Industry Experts

A common practice for any VC doing diligence on a potential investment, is to engage an “industry expert” within their network to assist in the effort. While most investors are able to evaluate matters such as market size, competitive landscape, and founding team, it’s impossible to understand every industry nuance if you haven’t operated in the space. While valuable insight can be gleaned by engaging such a individual, one has to recognize the potential blind spots that a person who has been immersed in the industry status quo may have.

I vividly recall our diligence process on the Bouqs back in 2013. Our collective group had a number of connections to folks that had operated in the flower space. Man, these people are jaded by what has historically been a tough industry. When FTD acquired Pro Flowers in 2014 for $440 million, it was noted that Pro Flowers had top line revenue of $630 million and EBITDA of $34 million. Brutal. The challenge with the flower industry is the supply chain is a complete mess. There are at least four parties that take a cut along the way, making the margins for everyone in the system razor thin. This is exacerbated by the fact that there’s no brand loyalty due to the lack of product and user experience differentiation. The result is you have a few big brands competing on sticker price. Unfortunately for the consumer, you pay a minimum of 2x the advertised price once they lop on the obligatory fees. So, broken supply chain and terrible customer experience, hmm, sounds like an investors dream.

As I’m digging in, I ring a contact of mine who had worked at one of those indistinguishable large co’s with a bunch of numbers in its name. As I’m enthusiastically describing this great company I met, he stops me mid sentence and asks — and I quote, “why the fuck would you invest in flowers?” Broken supply chain and terrible customer experience — didn’t I already say this? Once he realized I was serious, he went on to lambast every aspect of the industry. Between the incoherent rants, there were some golden insights that gave me a perspective and understanding that I would not otherwise glean. He signed off of the call by saying, “do your career and investors a favor, stay away from this one.” It would have been easy to conclude my diligence at that point and pass on the investment. After all, it was the most negative call I’ve probably ever had on a company/sector we were doing diligence on. To the contrary, it got me more excited about the opportunity as it was obvious the industry was even more broken than I had thought. In the end, we made the investment and couldn’t be happier about what the company has accomplished to date.

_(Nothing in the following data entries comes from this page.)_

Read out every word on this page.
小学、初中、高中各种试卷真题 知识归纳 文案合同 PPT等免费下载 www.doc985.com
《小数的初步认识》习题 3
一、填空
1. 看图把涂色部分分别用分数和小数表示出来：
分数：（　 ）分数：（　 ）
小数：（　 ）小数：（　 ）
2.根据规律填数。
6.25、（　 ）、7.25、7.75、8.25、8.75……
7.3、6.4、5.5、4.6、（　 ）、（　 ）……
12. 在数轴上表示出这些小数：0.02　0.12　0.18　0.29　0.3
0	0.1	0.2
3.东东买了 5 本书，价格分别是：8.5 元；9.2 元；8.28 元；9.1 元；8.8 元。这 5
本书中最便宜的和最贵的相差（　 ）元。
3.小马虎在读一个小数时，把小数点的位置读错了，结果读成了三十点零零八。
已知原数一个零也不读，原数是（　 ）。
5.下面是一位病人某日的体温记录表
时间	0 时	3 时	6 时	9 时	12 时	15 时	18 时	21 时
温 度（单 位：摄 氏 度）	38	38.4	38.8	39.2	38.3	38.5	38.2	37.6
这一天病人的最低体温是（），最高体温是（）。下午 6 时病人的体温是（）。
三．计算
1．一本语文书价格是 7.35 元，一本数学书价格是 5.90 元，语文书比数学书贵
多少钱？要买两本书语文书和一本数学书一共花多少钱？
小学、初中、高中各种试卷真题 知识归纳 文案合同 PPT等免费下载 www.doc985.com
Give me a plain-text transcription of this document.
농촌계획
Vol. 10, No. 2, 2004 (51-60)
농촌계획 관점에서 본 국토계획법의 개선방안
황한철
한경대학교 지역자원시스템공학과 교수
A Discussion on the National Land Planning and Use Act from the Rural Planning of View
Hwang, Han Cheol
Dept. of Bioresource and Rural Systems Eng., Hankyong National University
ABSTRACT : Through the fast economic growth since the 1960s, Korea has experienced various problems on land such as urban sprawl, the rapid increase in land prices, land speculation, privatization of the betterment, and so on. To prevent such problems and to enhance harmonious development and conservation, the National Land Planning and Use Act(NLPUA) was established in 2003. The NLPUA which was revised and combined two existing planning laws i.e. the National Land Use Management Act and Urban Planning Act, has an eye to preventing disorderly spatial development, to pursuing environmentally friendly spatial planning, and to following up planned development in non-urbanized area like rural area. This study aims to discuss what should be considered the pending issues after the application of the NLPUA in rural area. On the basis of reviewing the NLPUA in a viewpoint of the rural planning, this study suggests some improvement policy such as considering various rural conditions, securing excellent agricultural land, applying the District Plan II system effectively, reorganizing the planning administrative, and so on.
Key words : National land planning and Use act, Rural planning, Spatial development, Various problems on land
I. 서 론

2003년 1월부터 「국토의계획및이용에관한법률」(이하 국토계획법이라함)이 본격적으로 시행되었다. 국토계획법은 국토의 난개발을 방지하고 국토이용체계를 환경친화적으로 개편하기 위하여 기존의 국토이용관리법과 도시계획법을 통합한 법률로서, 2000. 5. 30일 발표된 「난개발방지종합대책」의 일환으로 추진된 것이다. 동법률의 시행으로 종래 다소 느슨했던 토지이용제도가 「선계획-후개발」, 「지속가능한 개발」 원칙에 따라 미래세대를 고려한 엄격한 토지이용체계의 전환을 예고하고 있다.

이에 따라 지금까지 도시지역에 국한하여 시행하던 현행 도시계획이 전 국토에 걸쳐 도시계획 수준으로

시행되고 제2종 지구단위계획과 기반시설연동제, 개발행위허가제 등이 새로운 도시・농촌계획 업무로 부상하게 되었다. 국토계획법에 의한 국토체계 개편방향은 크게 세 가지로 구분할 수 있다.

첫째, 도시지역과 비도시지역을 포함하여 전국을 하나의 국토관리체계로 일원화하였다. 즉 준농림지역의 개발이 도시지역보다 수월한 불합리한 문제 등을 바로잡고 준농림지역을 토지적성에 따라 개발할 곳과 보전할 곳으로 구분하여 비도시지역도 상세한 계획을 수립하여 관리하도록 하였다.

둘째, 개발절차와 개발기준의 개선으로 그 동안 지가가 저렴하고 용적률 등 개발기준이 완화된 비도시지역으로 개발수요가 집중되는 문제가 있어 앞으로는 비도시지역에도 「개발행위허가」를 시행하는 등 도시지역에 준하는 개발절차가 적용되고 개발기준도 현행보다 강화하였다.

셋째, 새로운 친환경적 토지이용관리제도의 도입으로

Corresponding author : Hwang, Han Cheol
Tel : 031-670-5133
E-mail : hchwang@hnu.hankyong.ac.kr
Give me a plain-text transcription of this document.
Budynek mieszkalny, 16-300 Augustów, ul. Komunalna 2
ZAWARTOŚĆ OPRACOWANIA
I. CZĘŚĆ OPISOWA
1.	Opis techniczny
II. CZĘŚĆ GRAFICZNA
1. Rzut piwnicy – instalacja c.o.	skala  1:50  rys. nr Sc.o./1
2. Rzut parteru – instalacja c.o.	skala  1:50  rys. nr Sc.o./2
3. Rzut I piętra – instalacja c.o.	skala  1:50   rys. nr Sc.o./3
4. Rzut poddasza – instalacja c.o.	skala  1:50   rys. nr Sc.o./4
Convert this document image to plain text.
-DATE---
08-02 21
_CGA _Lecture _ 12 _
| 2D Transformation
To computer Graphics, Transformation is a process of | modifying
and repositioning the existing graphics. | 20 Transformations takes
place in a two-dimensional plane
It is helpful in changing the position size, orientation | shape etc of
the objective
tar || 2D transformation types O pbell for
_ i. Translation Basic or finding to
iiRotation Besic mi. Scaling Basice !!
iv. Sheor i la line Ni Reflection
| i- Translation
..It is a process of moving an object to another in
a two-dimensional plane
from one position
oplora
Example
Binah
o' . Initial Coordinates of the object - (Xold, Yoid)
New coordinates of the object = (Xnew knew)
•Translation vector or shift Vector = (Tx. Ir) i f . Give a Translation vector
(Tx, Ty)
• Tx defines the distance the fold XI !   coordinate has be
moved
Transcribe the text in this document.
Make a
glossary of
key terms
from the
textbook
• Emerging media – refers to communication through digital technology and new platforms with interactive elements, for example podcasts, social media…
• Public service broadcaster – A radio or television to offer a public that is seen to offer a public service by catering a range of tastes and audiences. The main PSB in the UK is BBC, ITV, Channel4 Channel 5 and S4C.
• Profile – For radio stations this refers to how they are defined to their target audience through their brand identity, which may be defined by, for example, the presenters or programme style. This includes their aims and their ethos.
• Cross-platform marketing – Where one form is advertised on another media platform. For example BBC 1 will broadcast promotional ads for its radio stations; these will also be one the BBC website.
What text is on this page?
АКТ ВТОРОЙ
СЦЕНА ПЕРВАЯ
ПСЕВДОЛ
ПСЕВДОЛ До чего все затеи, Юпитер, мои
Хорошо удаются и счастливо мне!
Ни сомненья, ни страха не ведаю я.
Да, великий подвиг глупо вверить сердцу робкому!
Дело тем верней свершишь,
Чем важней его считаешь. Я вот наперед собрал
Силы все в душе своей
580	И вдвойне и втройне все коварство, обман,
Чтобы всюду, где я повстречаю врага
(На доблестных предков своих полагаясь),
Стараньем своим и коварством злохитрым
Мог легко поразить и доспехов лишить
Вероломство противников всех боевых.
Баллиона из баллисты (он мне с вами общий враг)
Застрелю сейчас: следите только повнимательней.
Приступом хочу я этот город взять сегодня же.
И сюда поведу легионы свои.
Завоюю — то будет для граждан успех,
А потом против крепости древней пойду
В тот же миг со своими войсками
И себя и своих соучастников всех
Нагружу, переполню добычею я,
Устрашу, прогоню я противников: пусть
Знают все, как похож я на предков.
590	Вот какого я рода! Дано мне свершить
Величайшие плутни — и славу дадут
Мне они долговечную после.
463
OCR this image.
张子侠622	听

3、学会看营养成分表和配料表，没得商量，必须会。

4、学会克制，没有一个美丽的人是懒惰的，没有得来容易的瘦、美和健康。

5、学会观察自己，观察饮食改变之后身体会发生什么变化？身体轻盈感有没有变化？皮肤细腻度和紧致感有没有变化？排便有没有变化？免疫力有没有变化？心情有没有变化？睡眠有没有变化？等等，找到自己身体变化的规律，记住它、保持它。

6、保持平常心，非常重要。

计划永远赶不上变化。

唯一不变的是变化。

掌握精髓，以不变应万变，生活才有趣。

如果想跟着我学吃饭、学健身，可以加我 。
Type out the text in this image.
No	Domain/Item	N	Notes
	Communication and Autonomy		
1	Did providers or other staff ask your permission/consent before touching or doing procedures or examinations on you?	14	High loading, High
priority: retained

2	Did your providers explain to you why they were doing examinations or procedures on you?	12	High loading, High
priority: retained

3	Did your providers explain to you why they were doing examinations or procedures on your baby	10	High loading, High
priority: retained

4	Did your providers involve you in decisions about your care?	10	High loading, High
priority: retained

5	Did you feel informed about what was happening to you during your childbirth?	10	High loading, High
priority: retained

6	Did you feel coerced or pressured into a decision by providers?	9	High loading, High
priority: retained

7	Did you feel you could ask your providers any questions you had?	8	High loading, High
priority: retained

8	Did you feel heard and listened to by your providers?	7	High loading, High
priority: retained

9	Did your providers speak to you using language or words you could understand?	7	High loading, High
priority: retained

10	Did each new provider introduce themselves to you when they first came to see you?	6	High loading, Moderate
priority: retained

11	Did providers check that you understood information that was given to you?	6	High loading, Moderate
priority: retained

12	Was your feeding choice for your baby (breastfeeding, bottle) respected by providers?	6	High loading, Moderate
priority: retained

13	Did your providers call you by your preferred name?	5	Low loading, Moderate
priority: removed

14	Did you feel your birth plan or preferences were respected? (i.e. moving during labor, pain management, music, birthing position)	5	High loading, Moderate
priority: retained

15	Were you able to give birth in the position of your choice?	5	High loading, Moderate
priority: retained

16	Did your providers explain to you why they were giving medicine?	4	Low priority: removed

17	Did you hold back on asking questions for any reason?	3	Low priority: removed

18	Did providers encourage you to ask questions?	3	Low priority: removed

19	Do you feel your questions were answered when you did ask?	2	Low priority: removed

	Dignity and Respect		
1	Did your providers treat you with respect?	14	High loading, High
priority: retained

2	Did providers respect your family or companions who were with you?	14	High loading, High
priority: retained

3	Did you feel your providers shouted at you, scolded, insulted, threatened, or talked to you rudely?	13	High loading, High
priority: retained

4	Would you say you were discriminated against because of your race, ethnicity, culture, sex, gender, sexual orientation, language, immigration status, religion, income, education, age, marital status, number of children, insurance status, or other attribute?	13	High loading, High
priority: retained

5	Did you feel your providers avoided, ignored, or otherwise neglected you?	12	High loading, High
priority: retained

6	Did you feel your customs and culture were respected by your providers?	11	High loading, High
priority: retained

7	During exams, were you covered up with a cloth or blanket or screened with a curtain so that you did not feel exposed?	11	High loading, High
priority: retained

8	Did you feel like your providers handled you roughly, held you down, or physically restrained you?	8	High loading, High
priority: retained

Engaging an industry expert is a valuable step in an investors diligence process and we will continue the practice on an as needed basis. But disruption generally can’t be identified until it’s already happening and the people at the company about to be the victim of disruption are most often the least likely to see it coming. It’s important that the investor who’s paid to see around the corner not lose sight of this and fall victim to conventional wisdom.